Вечером приехал Дикарь, и привёл с собою ещё двух парней. В руках он держал детский школьный портфель.
–«Знакомьтесь, Раджа и Иван. Вместе работать будете.»
Раджа был очень смуглым, почти темнокожим пацаном со сросшимися на переносице бровями, и со странновато-загадочными затуманенными чёрными глазищами под ними. То ли цыган, то ли уйгур. Непонятная улыбка не сходила с его лица, а все его движения были явно заторможенными.
« Не, не наркоша» — шепнул мне тайком Жэка, и улыбнулся.
Второй был совсем юношей.
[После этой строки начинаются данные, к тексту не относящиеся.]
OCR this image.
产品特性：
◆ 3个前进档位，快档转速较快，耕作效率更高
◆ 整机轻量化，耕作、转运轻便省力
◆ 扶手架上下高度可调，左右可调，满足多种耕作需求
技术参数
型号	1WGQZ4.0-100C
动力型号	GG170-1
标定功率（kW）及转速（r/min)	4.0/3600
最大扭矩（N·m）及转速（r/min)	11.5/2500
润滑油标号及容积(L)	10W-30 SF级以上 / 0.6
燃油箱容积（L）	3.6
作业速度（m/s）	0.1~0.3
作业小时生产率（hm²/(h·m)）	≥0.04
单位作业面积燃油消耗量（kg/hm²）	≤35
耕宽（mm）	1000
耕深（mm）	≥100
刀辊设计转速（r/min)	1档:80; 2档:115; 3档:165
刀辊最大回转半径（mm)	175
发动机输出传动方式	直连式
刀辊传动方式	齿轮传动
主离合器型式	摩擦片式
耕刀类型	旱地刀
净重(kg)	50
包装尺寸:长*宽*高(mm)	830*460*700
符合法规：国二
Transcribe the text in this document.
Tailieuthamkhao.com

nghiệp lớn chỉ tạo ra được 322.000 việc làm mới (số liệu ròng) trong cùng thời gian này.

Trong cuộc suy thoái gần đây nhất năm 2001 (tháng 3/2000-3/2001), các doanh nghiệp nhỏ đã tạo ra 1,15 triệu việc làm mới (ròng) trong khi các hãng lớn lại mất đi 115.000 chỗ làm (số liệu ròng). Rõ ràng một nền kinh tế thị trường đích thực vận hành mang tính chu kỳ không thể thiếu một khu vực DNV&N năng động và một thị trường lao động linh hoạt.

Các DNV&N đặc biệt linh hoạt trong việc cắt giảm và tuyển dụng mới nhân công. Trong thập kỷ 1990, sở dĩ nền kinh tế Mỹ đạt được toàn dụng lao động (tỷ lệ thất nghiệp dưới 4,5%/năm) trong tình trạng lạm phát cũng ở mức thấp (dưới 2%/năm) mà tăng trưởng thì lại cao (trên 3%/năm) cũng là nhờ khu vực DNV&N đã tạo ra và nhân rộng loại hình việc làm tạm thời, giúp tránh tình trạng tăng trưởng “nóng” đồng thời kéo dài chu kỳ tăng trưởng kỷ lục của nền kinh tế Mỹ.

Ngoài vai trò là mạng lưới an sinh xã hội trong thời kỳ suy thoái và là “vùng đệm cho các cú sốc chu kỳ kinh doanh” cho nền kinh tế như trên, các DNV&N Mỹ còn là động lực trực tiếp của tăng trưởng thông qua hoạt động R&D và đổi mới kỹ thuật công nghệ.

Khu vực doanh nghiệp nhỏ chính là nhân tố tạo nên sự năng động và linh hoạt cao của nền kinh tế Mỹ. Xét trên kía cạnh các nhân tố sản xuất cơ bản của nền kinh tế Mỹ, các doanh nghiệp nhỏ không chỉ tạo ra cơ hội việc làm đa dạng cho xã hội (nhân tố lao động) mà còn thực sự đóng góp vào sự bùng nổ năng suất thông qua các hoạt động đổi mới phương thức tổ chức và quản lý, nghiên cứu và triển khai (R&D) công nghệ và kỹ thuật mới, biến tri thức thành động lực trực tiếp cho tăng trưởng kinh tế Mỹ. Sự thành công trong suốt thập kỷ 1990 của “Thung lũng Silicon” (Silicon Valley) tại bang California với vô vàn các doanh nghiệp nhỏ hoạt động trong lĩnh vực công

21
С красивым, почти женским лицом, и длиннющими ресницами. Ивашка, шестнадцати лет от роду. Выгнав Ленку погулять, Дикарь обрисовал нам план «работы», предстоящей завтрашним утром. Каждому отводилась своя роль, и очерёдность появления «на сцене». Я слушал, и у меня потели ладони. Перед уходом он выложил на стол из портфеля два пистолета ТТ в промасленных тряпках.
Ночью мне не спалось. Я стоял на балкончике с видом на сквер, и думал о том, что Марат был прав, когда говорил про «детские игры». Меня бросало то в жар, то в холод. Смогу ли я это сделать? Ещё мне представлялся неизвестный мужик по имени Коля. Вот лежит сейчас этот Коля в своей тёплой постели, и сладко спит. И не подозревает даже, что ждёт его уже этим утром.
V
Эпизод 1
Было около семи часов утра, когда Дикарь высадил нас из машины. Объяснил, как дворами пройти к нужному дому. План был простой: Ваня звонит в дверь, и говорит, что тётя Вера из Караганды передала посылочку. Тётя Вера — родная сестра Коли Ромашкина, хозяина квартиры. Когда тот открывает дверь, я «вырубаю» Колю, мы закрываемся в квартире, приводим в чувство хозяина, он отдаёт нам деньги, вырученные с продажи его, иномарки. Тем же путём возвращаемся в исходную точку, где нас будет ждать Дикарь. На всё-про всё минут сорок. Не более.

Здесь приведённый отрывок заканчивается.